Compositor Rivanil, autor de “Cumade e Cumpade”, morre em Aparecida de Goiânia e deixa legado marcante no sertanejo
“Cumade e Cumpade” e outras composições consagradas consolidaram a relevância de Rivanil no universo musical — seu falecimento mobiliza homenagens e reacende memória de uma trajetória influente
O mundo da música sertaneja perdeu, nesta quinta-feira (27), o compositor Rivanil Cirino de Jesus, 56 anos, encontrado morto em sua residência em Aparecida de Goiânia, na Região Metropolitana da capital. A informação foi confirmada pela assessoria da Banda Swing Brasil, grupo do qual fazia parte — ao lado do irmão Ronival — e que marcou época nos anos 1990.
O velório e sepultamento estão previstos para sexta-feira (28), com cerimônia no Cemitério Municipal Vale da Paz, onde familiares, amigos e admiradores devem prestar última homenagem.
“Cumade e Cumpade” — um hino do sertanejo e símbolo da irreverência
A composição mais célebre de Rivanil, “Cumade e Cumpade”, alcançou destaque nacional ao ser regravada pela dupla Leandro & Leonardo em 1998. A canção tornou-se um marco do sertanejo irreverente, atravessando décadas e gerando versões e regravações.
A obra, além de capturar o clima descontraído e festivo típico das festas sertanejas, evidenciou a versatilidade de Rivanil como compositor — capaz de traduzir em versos o humor, a cultura popular e as vivências rurais ou periféricas com autenticidade. Críticos e músicos frequentemente reconhecem a canção como um símbolo do período áureo do gênero, pela capacidade de combinar melodia marcante e letra que dialogava com o público amplo.

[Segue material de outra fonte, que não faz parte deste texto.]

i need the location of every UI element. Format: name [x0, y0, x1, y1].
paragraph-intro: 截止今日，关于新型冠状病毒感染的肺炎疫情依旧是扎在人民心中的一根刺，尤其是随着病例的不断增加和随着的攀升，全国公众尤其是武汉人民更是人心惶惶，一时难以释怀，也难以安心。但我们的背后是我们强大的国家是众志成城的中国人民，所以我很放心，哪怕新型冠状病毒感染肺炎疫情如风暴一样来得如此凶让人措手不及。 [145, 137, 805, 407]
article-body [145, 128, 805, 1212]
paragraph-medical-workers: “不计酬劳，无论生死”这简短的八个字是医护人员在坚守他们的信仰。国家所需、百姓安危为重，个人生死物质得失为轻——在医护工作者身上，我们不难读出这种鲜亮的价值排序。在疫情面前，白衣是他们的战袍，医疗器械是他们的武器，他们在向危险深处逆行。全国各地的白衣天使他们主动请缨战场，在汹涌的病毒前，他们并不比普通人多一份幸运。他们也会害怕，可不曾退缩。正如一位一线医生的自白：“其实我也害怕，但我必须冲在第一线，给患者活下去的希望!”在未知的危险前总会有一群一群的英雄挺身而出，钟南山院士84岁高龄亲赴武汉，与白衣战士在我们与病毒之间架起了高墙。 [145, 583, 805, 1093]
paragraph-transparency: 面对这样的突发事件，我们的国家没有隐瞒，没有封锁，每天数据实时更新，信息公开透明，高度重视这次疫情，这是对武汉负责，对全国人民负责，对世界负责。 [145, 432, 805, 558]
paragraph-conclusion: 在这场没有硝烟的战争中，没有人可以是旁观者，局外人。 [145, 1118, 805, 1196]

Carreira além de um hit: repertório diverso e influência editorial
Embora “Cumade e Cumpade” seja a música mais lembrada pelo grande público, o acervo de Rivanil vai além. Ele assinou composições gravadas por diferentes intérpretes e integrou a formação da Banda Swing Brasil — que, nos anos 1990, era referência no Centro-Oeste, levando ritmos sertanejos e de forró a palcos regionais e nacionais.
Fontes discográficas apontam que o artista inscreveu dezenas de fonogramas registrados sob seu nome, o que demonstra uma produção contínua e consistente, ainda que nem todas as faixas tenham alcançado o mesmo sucesso midiático.
Colegas de profissão, produtores musicais e admiradores já expressaram condolências e destacaram a importância de reconhecer o papel de compositores como Rivanil — pilares muitas vezes discretos, mas decisivos para a consolidação e perenidade de sucessos no sertanejo e na música popular brasileira. A associação de direitos autorais que representava Rivanil emitiu nota de pesar, ressaltando a relevância de sua obra e repertório para gerações.
Legado e memória: influência persistente e espaço permanente na cultura sertaneja
O falecimento de Rivanil reacende o reconhecimento da importância dos compositores na cadeia cultural — muitas vezes invisíveis, porém fundamentais para a perpetuação de estilos, histórias e identidades regionais. Suas músicas, gravadas por nomes consagrados, atravessaram gerações e mantêm relevância em playlists, rádios, festas e nas redes sociais.
Especialistas e músicos reflexivos costumam lembrar que sucessos como “Cumade e Cumpade” não surgem por acaso: demandam talento, vivência, sensibilidade e domínio de linguagem — atributos que Rivanil manifestava com clareza. Ao compor ritmos que dialogavam com o sertanejo tradicional, mas também com o humor e a cultura popular urbana, ele contribuiu para ampliar o espectro do gênero e adaptá-lo às transformações sociais e culturais dos anos 1990 e 2000.
Em entrevistas e declarações recentes, produtores destacam a lacuna que se forma com sua ausência: “não é apenas uma voz que se cala, mas quem compôs canções que marcaram momentos e vidas”, afirma um deles ao lamentar a notícia.
Último adeus a um criador de sucessos
O velório aberto aos admiradores e o sepultamento no Vale da Paz prometem reunir familiares, colegas de profissão e fãs — muitos dos quais cresceram ouvindo as canções de Rivanil. A data certamente ganhará contornos de celebração à memória: relatos, saudades, homenagens musicais, e o reconhecimento público da dimensão de sua obra.
Em um país onde a música popular é parte vital da identidade cultural, a partida de compositores como Rivanil reforça a urgência de valorizar e documentar o legado desses criadores. Que “Cumade e Cumpade” e demais composições continuem sendo canto presente — como tributo permanente a quem as escreveu.